Он пошел к дверям, пораженный. Нужно ли было ему приходить? Подальше, подальше отсюда… Не нужно было приходить, это был другой мир, ему чуждый, непонятный, даже враждебный, мир холода, иронии, недоверия… Пустых формул, отживших лазеек. Этот человек был другой крови, чем он, Бойко. Когда-то — рыцарство, благородство, а сейчас — так что-то, не совсем продуманное, наспех понятое, чуть-чуть нечистое.
И вдруг Тягин подошел к Алексею Андреевичу и сжал ему руку:
— Не думайте обо мне как о мерзавце, — сказал он. — Вы прекрасный человек, я всегда это знал, и спасибо вам. Не всегда, знаете, легко бывает. Себя не переделаешь. Теперь другие люди на смену идут, с другой психологией. Может быть, лучше будут жить. Вы с ними вместе будете.
— Вы ошибаетесь, полковник, — сказал Бойко. — Я не большевик и никогда им не буду.
Он вышел в прихожую. Тягин остался в дверях и уже не презрительно, не злобно, но как-то печально смотрел перед собой. И красивое лицо его, которое так любили женщины, было сейчас опять и моложаво, и грустно. Бойко медлил.
— Это — девочка. И я думаю, вы должны бы были дать ей имя. Она еще не окрещена, — сказал он.
Тягин поднял на него глаза.
— Спасибо, что сказали. Елизаветой назовите. Как все это дико, Алексей Андреевич.
— Нет, почему же. Бывает в жизни всякое. В нашей театральной жизни еще и не того навидаешься.
«А мы в поход идем!» — едва не ответил Тягин, но удержался.
— Прощайте, полковник, — сказал Бойко как-то слишком громко. — Желаю вам выжить.
— Прощайте. Спасибо. За Дашу спасибо, — он едва не сказал «за всё», но вовремя удержался: больше всего на свете он боялся быть смешным. Он был обессилен этим разговором, всей этой последней, страшной неделей. Дело, которое он делал, на одно мгновение показалось ему проигранным.
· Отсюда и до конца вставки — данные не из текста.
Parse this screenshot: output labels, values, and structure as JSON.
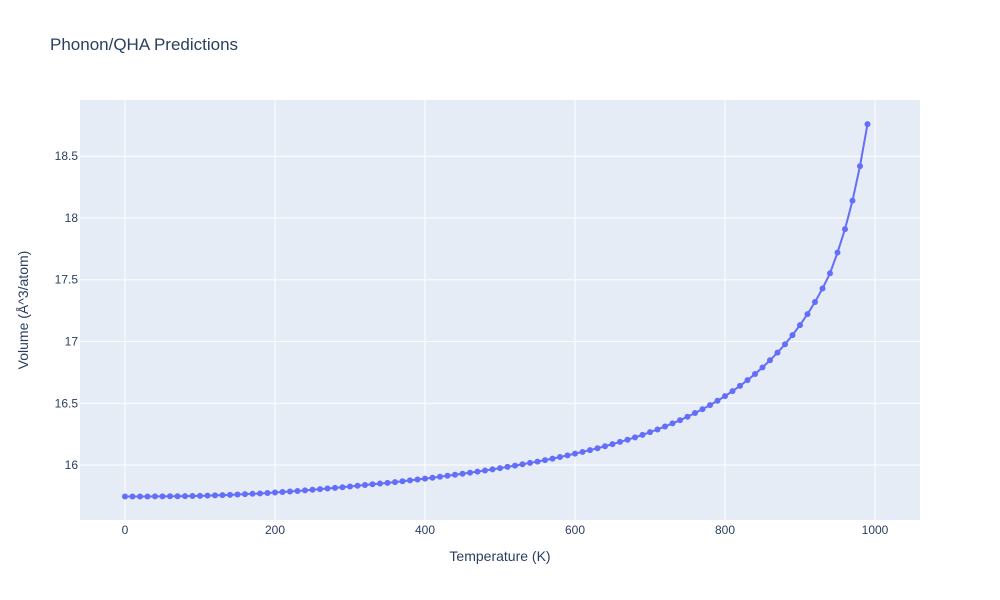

Но привычка к мужеству крепко сидела в нем, и в службе — не в жизни — он был строг к себе. Исчезала вдруг эта внутренняя изнеженность, да и думать надо было совсем по-другому, именно так, как он был приучен. Он и не заметил, как Даша оказалась в прихожей. Все было готово к отъезду. Уже два раза приходил вестовой, и денщик успел вынести вещи.
И дом, в котором родилась Даша, показался ей таким грустным и старым, таким давно уже не жилым, когда она ступила за его порог. Это была оболочка, которая отпадала навеки, декорация, которая отодвигалась и исчезала. Да и был ли этот дом — ее домом? И что такое «мой дом»? Где он?